Lebih seminggu yang lalu Fahmi terjaga dari tidurnya. Saat itu tengah malam, Fahmi usai bermimpi; bajunya yang paling ia suka dan sayangi hilang dicuri orang lain.
Sambil mengucek matanya, Fahmi berpikir tentang makna mimpinya itu, tapi ia tak menemukan makna pertanda dari mimpinya itu.
Keesokan harinya ia ceritakan tentang mimpinya itu ke salah seorang tahanan,” itu pertanda akan ada sesuatu yang paling kamu sayangi diambil atau direbut orang lain.”

Selama beberapa kali Minah menengok Fahmi di Lapas, selalu terlihat hal-hal aneh. Seingat Fahmi adalah Minah menjadi pesolek, namun selalu menghindar jika didekati. Suatu kali Ketika Minah datang menjenguk Fahmi, Minah datang dengan pakaian yang semua menutupi tubuhnya, padahal setahu Fahmi tidak suka berpakaian seperti itu, Minah suka berpakaian yang agak terbuka. 

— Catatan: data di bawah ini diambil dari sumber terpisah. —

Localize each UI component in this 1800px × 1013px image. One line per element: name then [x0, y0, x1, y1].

Apa yang menjadi keputusan Fahmi menceraikan Minah, dan berbagai keanehan yang ada pada Minah selama ia di penjara, semua terjawab ketika Fahmi menghirup udara kebebasan. Minah berselingkuh dengan Muhtar yang mengambil kesempatan saat Fahmi mendekam menjalani hukuman.